Tuesday, March 15, 2016

We're all Irish on St Patrick's Day!

With St Patrick's Day looming before us, there are a few things you'll need to know to celebrate:

First - It's called Paddy's Day or St Paddy's Day if you're going to give the saint a nickname. Patty is a girl's name and does not stem from Patrick. Paddy comes from the Irish for Patrick...Padraig, which is pronounced pawd-rig.

Also - Corned beef is an American creation. It's not been until recent years you'd see it in Ireland. In Ireland, it has always bacon, which is a special cut of ham, or from the loin, that was cured for preserving and brought out for holidays.

When the Irish went to America, pork wasn't a great commodity so it was very expensive. They turned to a cheaper alternative of cured beef which was suggested by their Jewish neighbors who'd been curing beef for centuries!

As it turns out, Patrick was probably Welsh. He was taken prisoner as a very young man but escaped and came to Ireland to spread Christianity. Ireland's true patron saint should have been Brigit, aka Brigit of Kildare. She founded a monastery there (much of which still stands), and worked beside Patrick and guides him around parts of Ireland where they both spread the word of God.


Ireland has THREE patron saints -- Patrick, Brigit, and Columcille, all of whom are interred in Downpatrick. County Down.

Coat of arms of Ireland.svgGreen...everyone's wearing green on St Patrick's Day. But did you know that green is NOT the national color of Ireland? The official color is *blue*.

Here's the official Irish Coat of Arms which appears on all Irish government documents.

Swilling Guinness...These days, St Patrick's Day isn't complete without a pint or three of the black stuff. But did you know, that as a holy day, St Patrick's Day was originally dry?
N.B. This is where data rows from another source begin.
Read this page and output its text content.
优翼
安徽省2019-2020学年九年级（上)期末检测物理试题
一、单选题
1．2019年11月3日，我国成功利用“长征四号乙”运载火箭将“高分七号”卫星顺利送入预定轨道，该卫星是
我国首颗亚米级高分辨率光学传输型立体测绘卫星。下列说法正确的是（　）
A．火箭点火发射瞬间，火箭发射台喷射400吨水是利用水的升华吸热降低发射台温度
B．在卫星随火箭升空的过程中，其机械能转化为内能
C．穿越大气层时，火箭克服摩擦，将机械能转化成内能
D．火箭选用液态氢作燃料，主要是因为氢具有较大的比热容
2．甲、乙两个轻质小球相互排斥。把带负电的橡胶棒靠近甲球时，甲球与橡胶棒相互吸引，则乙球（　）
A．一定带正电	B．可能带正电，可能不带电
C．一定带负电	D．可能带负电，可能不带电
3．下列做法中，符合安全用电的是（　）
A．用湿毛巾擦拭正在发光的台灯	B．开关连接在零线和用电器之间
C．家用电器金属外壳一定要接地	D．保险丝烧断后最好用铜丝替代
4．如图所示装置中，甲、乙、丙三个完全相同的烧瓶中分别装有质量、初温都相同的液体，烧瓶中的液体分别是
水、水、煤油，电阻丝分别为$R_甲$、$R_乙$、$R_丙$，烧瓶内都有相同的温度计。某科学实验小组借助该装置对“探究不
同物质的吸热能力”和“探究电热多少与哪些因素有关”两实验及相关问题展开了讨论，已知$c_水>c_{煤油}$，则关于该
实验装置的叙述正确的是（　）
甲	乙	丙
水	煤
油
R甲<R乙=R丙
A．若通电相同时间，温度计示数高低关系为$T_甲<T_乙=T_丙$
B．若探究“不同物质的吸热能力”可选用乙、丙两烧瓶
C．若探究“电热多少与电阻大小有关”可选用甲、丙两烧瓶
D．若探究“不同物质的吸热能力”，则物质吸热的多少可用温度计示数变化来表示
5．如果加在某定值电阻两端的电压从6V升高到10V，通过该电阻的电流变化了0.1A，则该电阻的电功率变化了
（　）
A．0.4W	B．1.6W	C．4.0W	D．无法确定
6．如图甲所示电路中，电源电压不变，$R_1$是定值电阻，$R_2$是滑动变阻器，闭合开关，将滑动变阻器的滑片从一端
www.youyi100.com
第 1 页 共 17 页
Just like Good Friday and Christmas.

St Patrick's Day was originally a holy day, where people visited churches for masses and prayers. Today's famous parades held all over the world are an American invention, boosted by the Irish expats as a way to remember the auld sod.

This practice dates back to the very first St Patrick's Day Parade in 1732 in Boston, then again in New York City by a growing Irish population nearly 30 years later, in 1762.

Ireland started hosting parades for American tourists who started coming to Ireland on holidays around the 1970s, and festivities grew exponentially to what we see today, with city center Dublin closed for several days around the 17th, including street entertainment, food, music, carnival rides, and throngs of people gathering from all over the world. And of course, the massive parade on the 17th.

Did Patrick banish snakes from Ireland? Well, it depends on your interpretation of 'snakes.' Ireland has never had those cute little slithery creatures called snakes. It's simply too cold, and they never made it over the ice bridge before the thaw. While there are domestic snakes today, which have been brought in through pet stores, Ireland has never had a native population of wild snake.

However, if you consider the word 'snake' can also mean someone or something you consider honest and sincere but is really lying or is a scam, then it could be interpreted that Patrick banished Paganism from Ireland when he converted Pagans to Christianity, saying their faith was a lie.

How did he do that? With the shamrock, of course. The shamrock is recognized as a holy plant in Ireland because Patrick used it to explain the Holy Trinity to those he sought to convert, each leaf representing the Father, the Son and the Holy Ghost.

Note: It was *St Nicholas* who created the Holy Trinity! Patrick just used the shamrock to explain it to the old Irish, and probably telling them that if the Holy Trinity wasn't in Ireland, why were their blankets of these special plants all over Ireland? Great marketing!


Ireland tries creating the festival so many have come to expect. This includes offering green lager in the pubs, selling green souvenirs, and dying the River Liffey green. However, the year they tried this, officials got the tide wrong and ended up dying Dublin Bay!

There are loads of facts and traditions associated with St Patrick and the 17th of March. One I bet you didn't know is credited to farmers. They aim to have their seed potatoes in the ground before St Patrick's Day. It's kind of superstitious that if they're not in the ground by the 17th, St Patrick won't bless the planting for a healthy crop, which in turn means a prosperous year.

So whatever you're doing to celebrated St Patrick's Day where you are, don't forget to put a few potato eyes into the ground, or even a big pot of dirt, if you want St Patrick to bless your year. And if you keep them watered, you may just have a few spuds for your dinner table in a few months!